As the article itself notes, scientists and physicians “gush” endlessly about the benefits of exercise for seemingly everything, and now for MCI. However, the story didn’t make it clear that this recommendation is based upon just two studies, both short-term. Nor did it give us a sense of the scope of the benefits. Does exercise help a little? A lot?
The rapidly growing numbers of people diagnosed with Alzheimer’s disease and other forms of dementia are clearly causes for genuine concern and even alarm in the United States. Beyond the human costs are the financial burdens on families and the overall health care system. And the persistent failure of hoped-for benefits from clinical trials of drugs has added to the drumbeat of worry.
As a consequence, those with symptoms of MCI (which may or may not be linked to the onset of actual AD or dementia), may turn to “alternative” interventions such as diets and dietary supplements, “brain training” with crossword puzzles, and exercise.
Because exercise has been demonstrated to have specific and non-specific physical and psychological benefits for many people, it’s no surprise at all that guidelines from a respected journal suggesting that moderate regular exercise can improve memory would be of interest.
But when the ability to summarize the precise impact of exercise is muted at best; and when the potential exists for “victim blaming” among those who fail to exercise, journalists should take great care in promoting such guidelines.
Exercise in general is affordable, even free, for most people, though it can be challenging for some people if it requires access to a gym or non-inclement weather.
The story doesn’t discuss to what extent exercise is beneficial, so readers aren’t given a sense of scope of the benefits. (If the new guidelines don’t explain the scope of the benefits, the story needs to make that clear.) The story also doesn’t explain what kind of exercise they’re talking about (weight training, running, Zumba?) or how long people need to exercise to benefit.
Since this is targeted at older adults who might have medical conditions or other factors that put them at risk of falls or other injury, the story should have at least carried a caution to consult with a doctor before initiating a new exercise routine.
The story briefly explains the guidelines are based on “six-month studies.” Looking at the published paper itself, it appears they were based on a total of two short studies (both under 6 months) that showed twice-weekly exercise “is likely to improve cognitive measures.” Long-term improvements are unknown. These details were needed.
No mongering, here. The article states the facts and estimates about the prevalence of mild cognitive impairment (MCI) and its symptoms pretty well, and duly notes the difference between MCI and dementia.

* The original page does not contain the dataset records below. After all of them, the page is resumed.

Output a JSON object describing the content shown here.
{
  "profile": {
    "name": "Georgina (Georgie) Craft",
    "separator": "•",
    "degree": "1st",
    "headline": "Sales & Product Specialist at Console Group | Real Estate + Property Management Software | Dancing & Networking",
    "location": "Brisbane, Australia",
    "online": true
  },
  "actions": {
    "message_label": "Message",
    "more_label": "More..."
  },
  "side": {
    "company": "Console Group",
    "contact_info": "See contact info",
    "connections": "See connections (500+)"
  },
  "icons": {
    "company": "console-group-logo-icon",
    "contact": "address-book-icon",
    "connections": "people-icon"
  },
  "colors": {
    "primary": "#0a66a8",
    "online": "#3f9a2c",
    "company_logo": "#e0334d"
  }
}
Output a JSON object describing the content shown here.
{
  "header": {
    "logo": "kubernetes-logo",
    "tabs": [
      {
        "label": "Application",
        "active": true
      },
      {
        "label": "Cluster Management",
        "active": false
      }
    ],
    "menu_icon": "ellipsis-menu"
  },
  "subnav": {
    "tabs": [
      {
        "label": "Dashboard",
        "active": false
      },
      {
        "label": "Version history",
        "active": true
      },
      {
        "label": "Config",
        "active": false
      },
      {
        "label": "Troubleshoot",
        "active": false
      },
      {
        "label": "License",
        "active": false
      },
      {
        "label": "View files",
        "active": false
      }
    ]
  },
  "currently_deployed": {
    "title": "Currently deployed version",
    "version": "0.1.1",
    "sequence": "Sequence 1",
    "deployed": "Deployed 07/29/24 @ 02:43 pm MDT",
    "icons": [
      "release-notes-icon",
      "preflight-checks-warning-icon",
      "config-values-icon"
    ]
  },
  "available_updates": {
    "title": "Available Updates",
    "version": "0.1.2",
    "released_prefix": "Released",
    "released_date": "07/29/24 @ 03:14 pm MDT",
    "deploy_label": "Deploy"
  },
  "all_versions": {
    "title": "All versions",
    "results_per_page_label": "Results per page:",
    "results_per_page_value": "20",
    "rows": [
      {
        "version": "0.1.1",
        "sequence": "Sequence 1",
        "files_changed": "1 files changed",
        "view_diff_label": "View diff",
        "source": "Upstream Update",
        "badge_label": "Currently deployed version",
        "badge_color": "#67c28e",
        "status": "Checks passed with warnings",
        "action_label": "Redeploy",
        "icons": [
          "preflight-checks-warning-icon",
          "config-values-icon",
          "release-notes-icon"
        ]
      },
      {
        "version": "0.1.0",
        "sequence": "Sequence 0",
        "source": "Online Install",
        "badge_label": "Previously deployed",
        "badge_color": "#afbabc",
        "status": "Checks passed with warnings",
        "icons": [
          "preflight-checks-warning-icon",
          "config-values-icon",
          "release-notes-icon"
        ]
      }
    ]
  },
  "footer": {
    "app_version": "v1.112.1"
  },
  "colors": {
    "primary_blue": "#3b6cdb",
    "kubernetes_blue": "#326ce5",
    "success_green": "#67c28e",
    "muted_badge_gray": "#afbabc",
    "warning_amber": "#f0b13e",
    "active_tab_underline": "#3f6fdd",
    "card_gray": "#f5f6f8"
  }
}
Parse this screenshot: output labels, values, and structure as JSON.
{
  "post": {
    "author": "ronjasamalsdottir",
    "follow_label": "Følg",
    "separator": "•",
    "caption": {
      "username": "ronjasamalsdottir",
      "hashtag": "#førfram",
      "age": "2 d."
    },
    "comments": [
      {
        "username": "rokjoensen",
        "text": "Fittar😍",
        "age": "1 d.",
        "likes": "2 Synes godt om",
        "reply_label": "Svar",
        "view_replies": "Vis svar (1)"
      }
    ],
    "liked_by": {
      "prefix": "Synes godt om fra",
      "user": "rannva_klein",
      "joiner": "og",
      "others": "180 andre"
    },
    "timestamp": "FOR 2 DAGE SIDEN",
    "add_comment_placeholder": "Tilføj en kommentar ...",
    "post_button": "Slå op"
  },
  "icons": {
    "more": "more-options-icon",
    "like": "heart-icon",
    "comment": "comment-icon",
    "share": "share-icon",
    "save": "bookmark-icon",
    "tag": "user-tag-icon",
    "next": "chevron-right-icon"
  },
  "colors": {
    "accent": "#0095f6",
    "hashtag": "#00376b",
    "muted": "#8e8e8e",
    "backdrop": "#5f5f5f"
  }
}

No people were quoted or cited. Potential conflicts of interest were not discussed, though they are disclosed in the guidelines.
The story acknowledged the lack of alternatives:
The guidelines note that no Food and Drug Administration-approved medications exist for mild cognitive impairment treatment, nor are high-quality, long-term studies in the works that imply drugs or dietary changes could aid people who have the condition.
For the most part, exercise is widely available.
The news peg is that the Academy of Neurology updated its guidelines, which is a legitimate starting point for many health-related articles. This story makes that clear.
This is a just-barely satisfactory. The story used some similar passages (though not verbatim) to a news release, and also cites an LA Times story in lieu of reporting. Stronger sourcing would have improved the story.